Since we'll be in person it means I need to figure out physical props etc - one of the advantages of online play is the ability to easily make very cool looking maps and character tokens to use on Roll20. In person, I need to do a lot of printing or make do with whiteboard marker on a plain grid - not sure which I'll use this time but I will no doubt be raiding the kids' Star Wars Lego collection for figures and props (my existing RPG Lego cache being D&D themed). On the other hand, something that's harder to do online is using atmospheric sound/music, so I'll be able to have some fun with Alien Jungle Rainstorm Thunder Ambience 10 Hours Youtube vids.
Other thoughts on MS/D&D...
I did give the players the option of a D&D one-shot - we started our group with two pretty long D&D campaigns - but they voted for MS again.
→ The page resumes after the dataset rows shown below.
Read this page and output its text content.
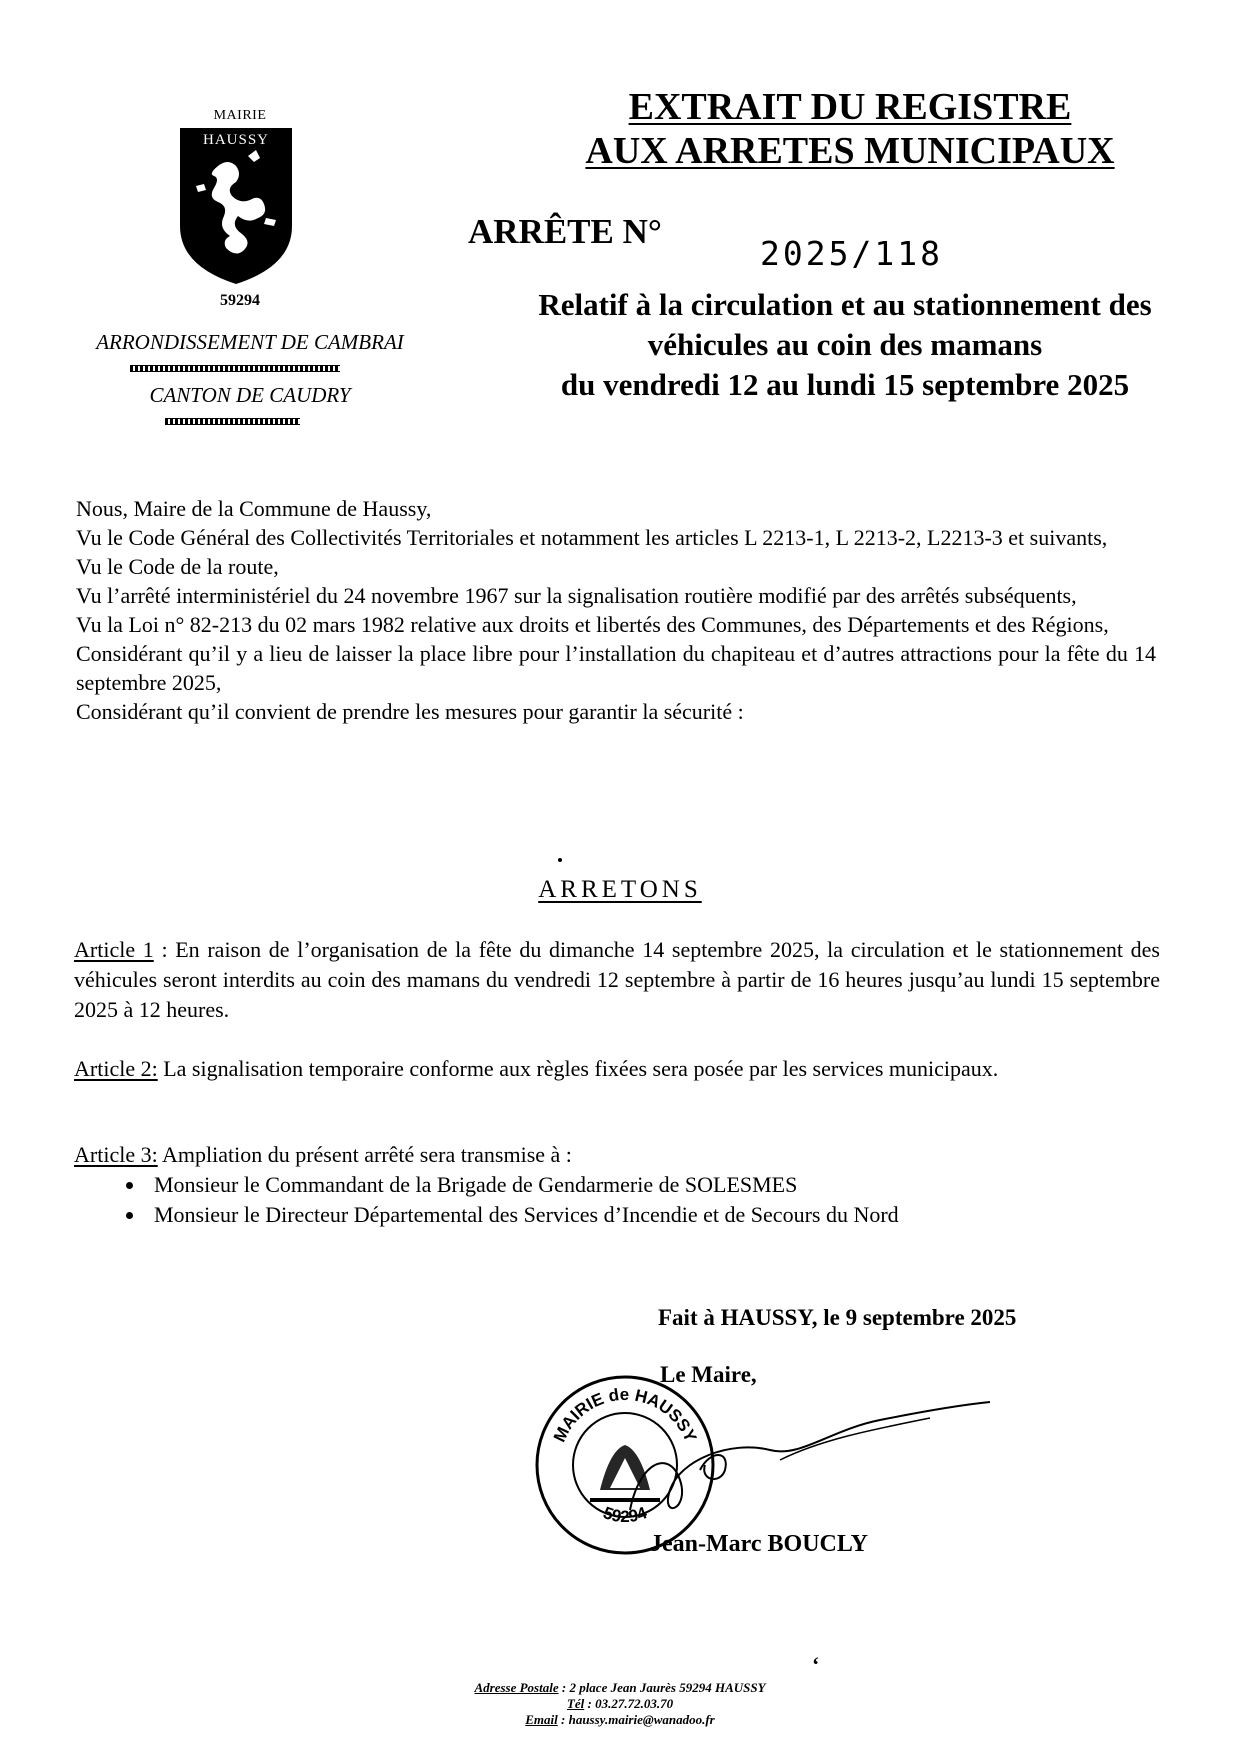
MAIRIE
HAUSSY
59294
ARRONDISSEMENT DE CAMBRAI
CANTON DE CAUDRY
EXTRAIT DU REGISTRE
AUX ARRETES MUNICIPAUX
ARRÊTE N°
2025/118
Relatif à la circulation et au stationnement des
véhicules au coin des mamans
du vendredi 12 au lundi 15 septembre 2025

Nous, Maire de la Commune de Haussy,

Vu le Code Général des Collectivités Territoriales et notamment les articles L 2213-1, L 2213-2, L2213-3 et suivants,

Vu le Code de la route,

Vu l’arrêté interministériel du 24 novembre 1967 sur la signalisation routière modifié par des arrêtés subséquents,

Vu la Loi n° 82-213 du 02 mars 1982 relative aux droits et libertés des Communes, des Départements et des Régions,

Considérant qu’il y a lieu de laisser la place libre pour l’installation du chapiteau et d’autres attractions pour la fête du 14 septembre 2025,

Considérant qu’il convient de prendre les mesures pour garantir la sécurité :

ARRETONS

Article 1 : En raison de l’organisation de la fête du dimanche 14 septembre 2025, la circulation et le stationnement des véhicules seront interdits au coin des mamans du vendredi 12 septembre à partir de 16 heures jusqu’au lundi 15 septembre 2025 à 12 heures.

Article 2: La signalisation temporaire conforme aux règles fixées sera posée par les services municipaux.

Article 3: Ampliation du présent arrêté sera transmise à :

• Monsieur le Commandant de la Brigade de Gendarmerie de SOLESMES
• Monsieur le Directeur Départemental des Services d’Incendie et de Secours du Nord
Fait à HAUSSY, le 9 septembre 2025
MAIRIE de HAUSSY
59294
Le Maire,
Jean-Marc BOUCLY
‘
Adresse Postale : 2 place Jean Jaurès 59294 HAUSSY
Tél : 03.27.72.03.70
Email : haussy.mairie@wanadoo.fr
We've played 3 MS games now (Haunting of Ypsilon-14, Dead in the Water, and Bloom - all recommended), mostly only taking one sessions to finish, whereas the D&D scenarios always took a full 2 sessions. After getting used to running MS it would be weird to go back to D&D - in a good way, I would definitely have a lot of food for thought in how MS would inform my D&D games. MS is so lightweight in the sense that everything is around raising tension and excitement in the first half before the raw panic and horror kicks in in the second half. It does away with a lot of the (in retrospect) tedious skill checks that D&D uses as obstacles and I can see myself removing a lot of checks like that.
It was my idea originally to try MS and give D&D a break and it's interesting that the players want to stick with it, I assumed they preferred the fantasy and crunch of D&D over a sci-fi horror setting. I might quiz them at some point as to whether they'd ever want to go back to D&D or any game with that much crunch. It's also great how much the players get into how deadly the game is and the stress/panic mechanics. They will often prompt me that they should be taking a stress point, or do great role-play when I PM them info (they're hearing voices, something is crawling under their skin, they are now an alien duplicate, etc).